Common straight-line distance assessments of the affected coastline, revealed that approximately 167 km of Gulf Coast shoreline experienced moderate to heavy oil impacts. Satellite technology allows assessing the exact length of the affected shoreline, defined as the length of the edge of a body of water, thereby including all water boundaries of inlets, estuaries etc. This methodology reveals the fine scale impact and was used to gather the oil spill interaction information. To allow comparability of results with other impact assessments, the summaries of the presented key results were therefore provided in proportions of the affected shoreline versus the total length of the shoreline.
To understand how far sea turtles were affected by the oil landfall, a detailed map of sea turtle nesting sites was intersected with the cumulative weekly maps. The number of weeks the oil spill was present at the nesting site is an important indicator for the state of the sea turtle population. Besides the impact on the coasts, marine species, such as the Atlantic Bluefin Tuna, were also affected by the oil spill. Using various satellite data and models it was possible to get a preliminary estimate of the Deepwater Horizon oil spill impact on the ABFT spawning habitat and larvae survival.

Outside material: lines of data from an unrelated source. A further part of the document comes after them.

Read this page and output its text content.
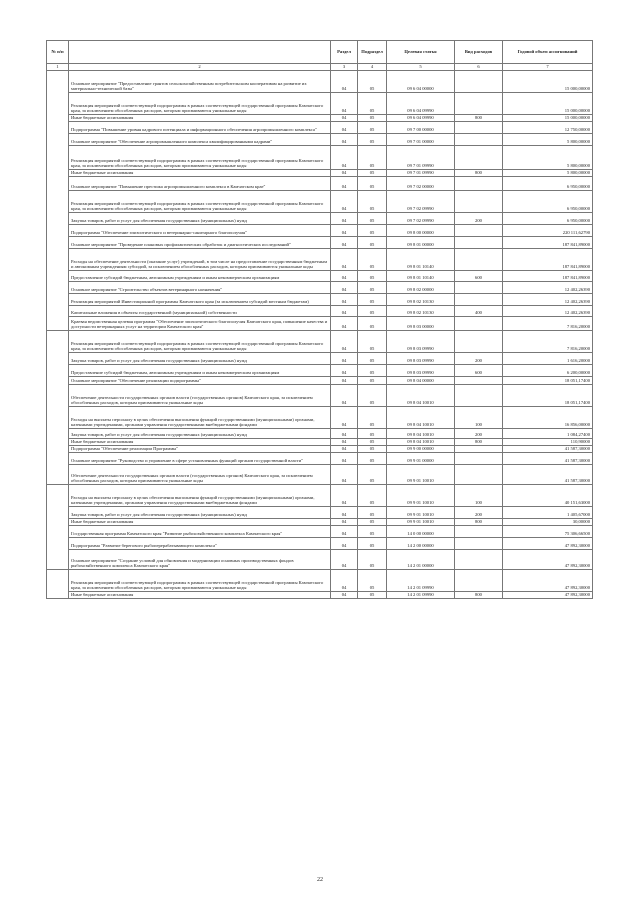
№ п/п		Раздел	Подраздел	Целевая статья	Вид расходов	Годовой объем ассигнований
1	2	3	4	5	6	7
	Основное мероприятие "Предоставление грантов сельскохозяйственным потребительским кооперативам на развитие их материально-технической базы"	04	05	09 6 04 00000		15 000,00000
	Реализация мероприятий соответствующей подпрограммы в рамках соответствующей государственной программы Камчатского края, за исключением обособленных расходов, которым присваиваются уникальные коды	04	05	09 6 04 09990		15 000,00000
	Иные бюджетные ассигнования	04	05	09 6 04 09990	800	15 000,00000
	Подпрограмма "Повышение уровня кадрового потенциала и информационного обеспечения агропромышленного комплекса"	04	05	09 7 00 00000		12 750,00000
	Основное мероприятие "Обеспечение агропромышленного комплекса квалифицированными кадрами"	04	05	09 7 01 00000		5 800,00000
	Реализация мероприятий соответствующей подпрограммы в рамках соответствующей государственной программы Камчатского края, за исключением обособленных расходов, которым присваиваются уникальные коды	04	05	09 7 01 09990		5 800,00000
	Иные бюджетные ассигнования	04	05	09 7 01 09990	800	5 800,00000
	Основное мероприятие "Повышение престижа агропромышленного комплекса в Камчатском крае"	04	05	09 7 02 00000		6 950,00000
	Реализация мероприятий соответствующей подпрограммы в рамках соответствующей государственной программы Камчатского края, за исключением обособленных расходов, которым присваиваются уникальные коды	04	05	09 7 02 09990		6 950,00000
	Закупка товаров, работ и услуг для обеспечения государственных (муниципальных) нужд	04	05	09 7 02 09990	200	6 950,00000
	Подпрограмма "Обеспечение эпизоотического и ветеринарно-санитарного благополучия"	04	05	09 8 00 00000		220 111,62790
	Основное мероприятие "Проведение плановых профилактических обработок и диагностических исследований"	04	05	09 8 01 00000		187 841,89000
	Расходы на обеспечение деятельности (оказание услуг) учреждений, в том числе на предоставление государственным бюджетным и автономным учреждениям субсидий, за исключением обособленных расходов, которым присваиваются уникальные коды	04	05	09 8 01 10140		187 841,89000
	Предоставление субсидий бюджетным, автономным учреждениям и иным некоммерческим организациям	04	05	09 8 01 10140	600	187 841,89000
	Основное мероприятие "Строительство объектов ветеринарного назначения"	04	05	09 8 02 00000		12 402,26390
	Реализация мероприятий Инвестиционной программы Камчатского края (за исключением субсидий местным бюджетам)	04	05	09 8 02 10130		12 402,26390
	Капитальные вложения в объекты государственной (муниципальной) собственности	04	05	09 8 02 10130	400	12 402,26390
	Краевая ведомственная целевая программа "Обеспечение эпизоотического благополучия Камчатского края, повышение качества и доступности ветеринарных услуг на территории Камчатского края"	04	05	09 8 03 00000		7 816,20000
	Реализация мероприятий соответствующей подпрограммы в рамках соответствующей государственной программы Камчатского края, за исключением обособленных расходов, которым присваиваются уникальные коды	04	05	09 8 03 09990		7 816,20000
	Закупка товаров, работ и услуг для обеспечения государственных (муниципальных) нужд	04	05	09 8 03 09990	200	1 616,20000
	Предоставление субсидий бюджетным, автономным учреждениям и иным некоммерческим организациям	04	05	09 8 03 09990	600	6 200,00000
	Основное мероприятие "Обеспечение реализации подпрограммы"	04	05	09 8 04 00000		18 051,17400
	Обеспечение деятельности государственных органов власти (государственных органов) Камчатского края, за исключением обособленных расходов, которым присваиваются уникальные коды	04	05	09 8 04 10010		18 051,17400
	Расходы на выплаты персоналу в целях обеспечения выполнения функций государственными (муниципальными) органами, казенными учреждениями, органами управления государственными внебюджетными фондами	04	05	09 8 04 10010	100	16 856,00000
	Закупка товаров, работ и услуг для обеспечения государственных (муниципальных) нужд	04	05	09 8 04 10010	200	1 084,27400
	Иные бюджетные ассигнования	04	05	09 8 04 10010	800	110,90000
	Подпрограмма "Обеспечение реализации Программы"	04	05	09 9 00 00000		41 587,30000
	Основное мероприятие "Руководство и управление в сфере установленных функций органов государственной власти"	04	05	09 9 01 00000		41 587,30000
	Обеспечение деятельности государственных органов власти (государственных органов) Камчатского края, за исключением обособленных расходов, которым присваиваются уникальные коды	04	05	09 9 01 10010		41 587,30000
	Расходы на выплаты персоналу в целях обеспечения выполнения функций государственными (муниципальными) органами, казенными учреждениями, органами управления государственными внебюджетными фондами	04	05	09 9 01 10010	100	40 151,63000
	Закупка товаров, работ и услуг для обеспечения государственных (муниципальных) нужд	04	05	09 9 01 10010	200	1 405,67000
	Иные бюджетные ассигнования	04	05	09 9 01 10010	800	30,00000
	Государственная программа Камчатского края "Развитие рыбохозяйственного комплекса Камчатского края"	04	05	14 0 00 00000		75 306,66500
	Подпрограмма "Развитие берегового рыбоперерабатывающего комплекса"	04	05	14 2 00 00000		47 892,30000
	Основное мероприятие "Создание условий для обновления и модернизации основных производственных фондов рыбохозяйственного комплекса Камчатского края"	04	05	14 2 01 00000		47 892,30000
	Реализация мероприятий соответствующей подпрограммы в рамках соответствующей государственной программы Камчатского края, за исключением обособленных расходов, которым присваиваются уникальные коды	04	05	14 2 01 09990		47 892,30000
	Иные бюджетные ассигнования	04	05	14 2 01 09990	800	47 892,30000
22
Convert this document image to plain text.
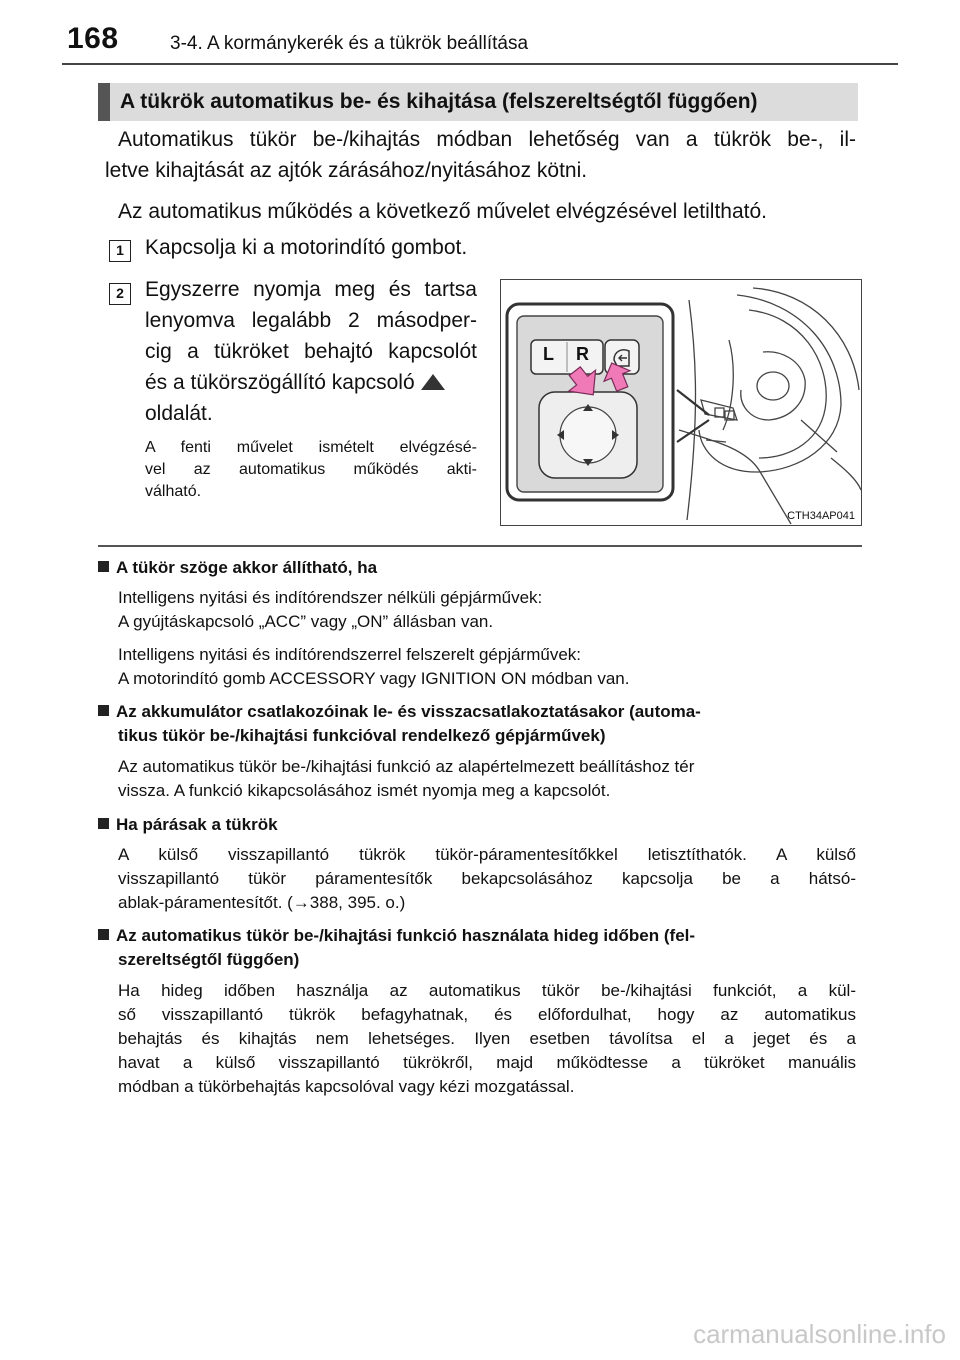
168	3-4. A kormánykerék és a tükrök beállítása
A tükrök automatikus be- és kihajtása (felszereltségtől függően)
Automatikus tükör be-/kihajtás módban lehetőség van a tükrök be-, il-
letve kihajtását az ajtók zárásához/nyitásához kötni.
Az automatikus működés a következő művelet elvégzésével letiltható.
1	Kapcsolja ki a motorindító gombot.
2	Egyszerre nyomja meg és tartsa
lenyomva legalább 2 másodper-
cig a tükröket behajtó kapcsolót
és a tükörszögállító kapcsoló
oldalát.
A fenti művelet ismételt elvégzésé-
vel az automatikus működés akti-
válható.
L R
CTH34AP041
A tükör szöge akkor állítható, ha
Intelligens nyitási és indítórendszer nélküli gépjárművek:
A gyújtáskapcsoló „ACC” vagy „ON” állásban van.
Intelligens nyitási és indítórendszerrel felszerelt gépjárművek:
A motorindító gomb ACCESSORY vagy IGNITION ON módban van.
Az akkumulátor csatlakozóinak le- és visszacsatlakoztatásakor (automa-
tikus tükör be-/kihajtási funkcióval rendelkező gépjárművek)
Az automatikus tükör be-/kihajtási funkció az alapértelmezett beállításhoz tér
vissza. A funkció kikapcsolásához ismét nyomja meg a kapcsolót.
Ha párásak a tükrök
A külső visszapillantó tükrök tükör-páramentesítőkkel letisztíthatók. A külső
visszapillantó tükör páramentesítők bekapcsolásához kapcsolja be a hátsó-
ablak-páramentesítőt. (→388, 395. o.)
Az automatikus tükör be-/kihajtási funkció használata hideg időben (fel-
szereltségtől függően)
Ha hideg időben használja az automatikus tükör be-/kihajtási funkciót, a kül-
ső visszapillantó tükrök befagyhatnak, és előfordulhat, hogy az automatikus
behajtás és kihajtás nem lehetséges. Ilyen esetben távolítsa el a jeget és a
havat a külső visszapillantó tükrökről, majd működtesse a tükröket manuális
módban a tükörbehajtás kapcsolóval vagy kézi mozgatással.
carmanualsonline.info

The study demonstrated well how large scale disasters can be efficiently monitored from space to identify most impacted areas. Multi-source satellite data provided valuable input for models and for the direct mapping of oil slick extents, allowing a timely, synoptic, continuous and precise mapping of the oil spill extent in the Gulf of Mexico (GOM). The intersection of satellite derived oil spill extents with various GIS datasets on valuable coastal and maritime habitats allows providing detailed information on the impacts of the oil spill on natural habitats, on the shoreline and in the GOM. The results derived in this study also highlight hot spot areas where increased restoration efforts are needed.
Necessary tools and processing chains to derive products for almost near real time and historical oils spill status and impact assessments were developed and are ready for operational applications or refinement for other oil related monitoring tasks.